Una volta ricevuto il vaccino, come faremo a sapere se siamo immuni alla covid? Nell'attuale situazione, la domanda è quantomeno superflua. Tanto per cominciare, perché per liberarci dalla pandemia occorre comunque vaccinare il maggior numero di persone possibile, e concentrarsi sull'ampia protezione offerta dai vaccini: tutti quelli approvati finora, anche quelli con efficacia più ridotta, offrono una protezione pressoché totale contro le forme gravi e letali della malattia. In secondo luogo, perché anche da immuni non potremmo permetterci di abbassare la guardia finché la maggior parte delle persone non sarà vaccinata.
le varianti del virus. Conoscere il livello di protezione immunitaria di ciascuno potrebbe però essere utile in una fase successiva, per valutare se e quando effettuare un richiamo o capire se i vaccinati siano anche protetti contro le varianti del virus. Come ci si sta muovendo, su questo fronte?
Come spiegato sul New Scientist, alcuni test sierologici rapidi usati per individuare le infezioni naturali da coronavirus possono tornare utili per rintracciare gli anticorpi prodotti in risposta ai vaccini dopo tre settimane dalla prima iniezione (il momento in cui inizia a manifestarsi una risposta immunitaria).
i sierologici non bastano. La maggior parte di questi test ricerca gli anticorpi che rispondono alla proteina Spike e, una volta trovati, non riesce a distinguere tra anticorpi dovuti al vaccino o conseguenti a un'infezione. Alcuni, però, ricercano gli anticorpi che riconoscono la proteina virale del nucleocapside che non è contenuta nei vaccini, e quindi non registrerebbero la presenza di una risposta immunitaria conseguente al vaccino.
Inoltre, i test commerciali hanno comunque un margine di incertezza, con un 10% di responsi "falsi negativi" (non registrano anticorpi anche dove ci sono), e un 2% di "falsi positivi" (li trovano, ma in realtà non ci sono). Un altro problema è che i test rapidi sierologici misurano semplicemente la presenza o l'assenza di anticorpi ma non la loro quantità che diminuisce nel tempo. Al momento, le uniche persone testate dopo la vaccinazione, sono state registrate per la ricerca e quindi per capire, per esempio, quanto duri la copertura offerta dai preparati di Pfizer, Oxford-AstraZeneca e Moderna.
Indagini più complete. In futuro serviranno test rapidi che rivelino il livello di anticorpi nei vaccinati e la protezione che queste difese offrono contro le varianti del coronavirus. Alcune compagnie di biotecnologie nel Regno Unito e in Germania stanno lavorando a strumenti diagnostici che rilevino non solo gli anticorpi neutralizzanti ma anche le altre componenti chiave del sistema immunitario, come i linfociti T, che prendono di mira direttamente le cellule infettate dal virus, e i linfociti B della memoria incaricati di produrre anticorpi indirizzati contro specifiche proteine virali.
Attualmente, questi altri attori immunitari non vengono identificati dai test anticorpali, ma in futuro sarà fondamentale studiarli per capire quando intervenire con un vaccino di richiamo.
Nel frattempo, neanche i vaccinati dovrebbero comportarsi da immuni.

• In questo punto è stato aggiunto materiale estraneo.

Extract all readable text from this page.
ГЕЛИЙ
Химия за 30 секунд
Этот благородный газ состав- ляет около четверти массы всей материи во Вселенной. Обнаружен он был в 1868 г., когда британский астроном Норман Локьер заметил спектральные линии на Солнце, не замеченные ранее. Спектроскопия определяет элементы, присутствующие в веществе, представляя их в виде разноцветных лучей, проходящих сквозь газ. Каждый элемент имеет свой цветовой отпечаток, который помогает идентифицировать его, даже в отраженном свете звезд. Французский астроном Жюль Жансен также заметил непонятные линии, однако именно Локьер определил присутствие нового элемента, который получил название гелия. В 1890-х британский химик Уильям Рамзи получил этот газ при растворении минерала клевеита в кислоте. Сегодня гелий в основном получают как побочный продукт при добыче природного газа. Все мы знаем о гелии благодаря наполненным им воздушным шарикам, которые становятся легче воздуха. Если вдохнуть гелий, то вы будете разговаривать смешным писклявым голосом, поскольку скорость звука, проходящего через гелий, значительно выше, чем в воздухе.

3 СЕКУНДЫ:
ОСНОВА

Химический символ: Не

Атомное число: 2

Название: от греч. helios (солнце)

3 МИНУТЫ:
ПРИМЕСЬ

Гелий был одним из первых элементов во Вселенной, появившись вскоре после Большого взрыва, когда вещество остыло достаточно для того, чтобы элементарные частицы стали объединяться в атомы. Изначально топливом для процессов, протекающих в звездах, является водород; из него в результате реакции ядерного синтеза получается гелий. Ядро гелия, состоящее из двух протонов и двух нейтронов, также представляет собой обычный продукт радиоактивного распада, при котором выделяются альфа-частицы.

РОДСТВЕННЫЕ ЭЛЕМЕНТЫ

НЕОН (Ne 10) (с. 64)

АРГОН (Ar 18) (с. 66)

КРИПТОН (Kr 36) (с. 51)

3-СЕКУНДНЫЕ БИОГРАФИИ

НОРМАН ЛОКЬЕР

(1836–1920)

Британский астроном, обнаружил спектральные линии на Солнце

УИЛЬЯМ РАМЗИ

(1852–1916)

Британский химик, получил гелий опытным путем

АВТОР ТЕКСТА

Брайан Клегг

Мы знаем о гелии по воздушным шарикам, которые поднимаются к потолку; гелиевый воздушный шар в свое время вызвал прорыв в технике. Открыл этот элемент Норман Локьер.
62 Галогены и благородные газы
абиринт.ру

Finché non saremo usciti dalla fase critica della pandemia è prudente trattare tutti come persone suscettibili se non alla malattia, almeno al contagio e alla trasmissione. Non sappiamo, infatti, in che misura i vaccini riducano anche la circolazione asintomatica del virus.
Massima prudenza. Proprio per questo il Ministero della Salute in Italia ha indicato che anche i vaccinati entrati in contatto con un positivo debbano mettersi in isolamento fiduciario per dieci giorni, ed effettuare un tampone di controllo prima di tornare alla vita "normale". Anche i vaccinati potrebbero infatti risultare positivi, come osservato su alcuni sanitari già immunizzati con covid ma del tutto asintomatici. Non sappiamo se un vaccinato contagiato possa trasmettere il virus a sua volta, ma non possiamo concederci questo rischio.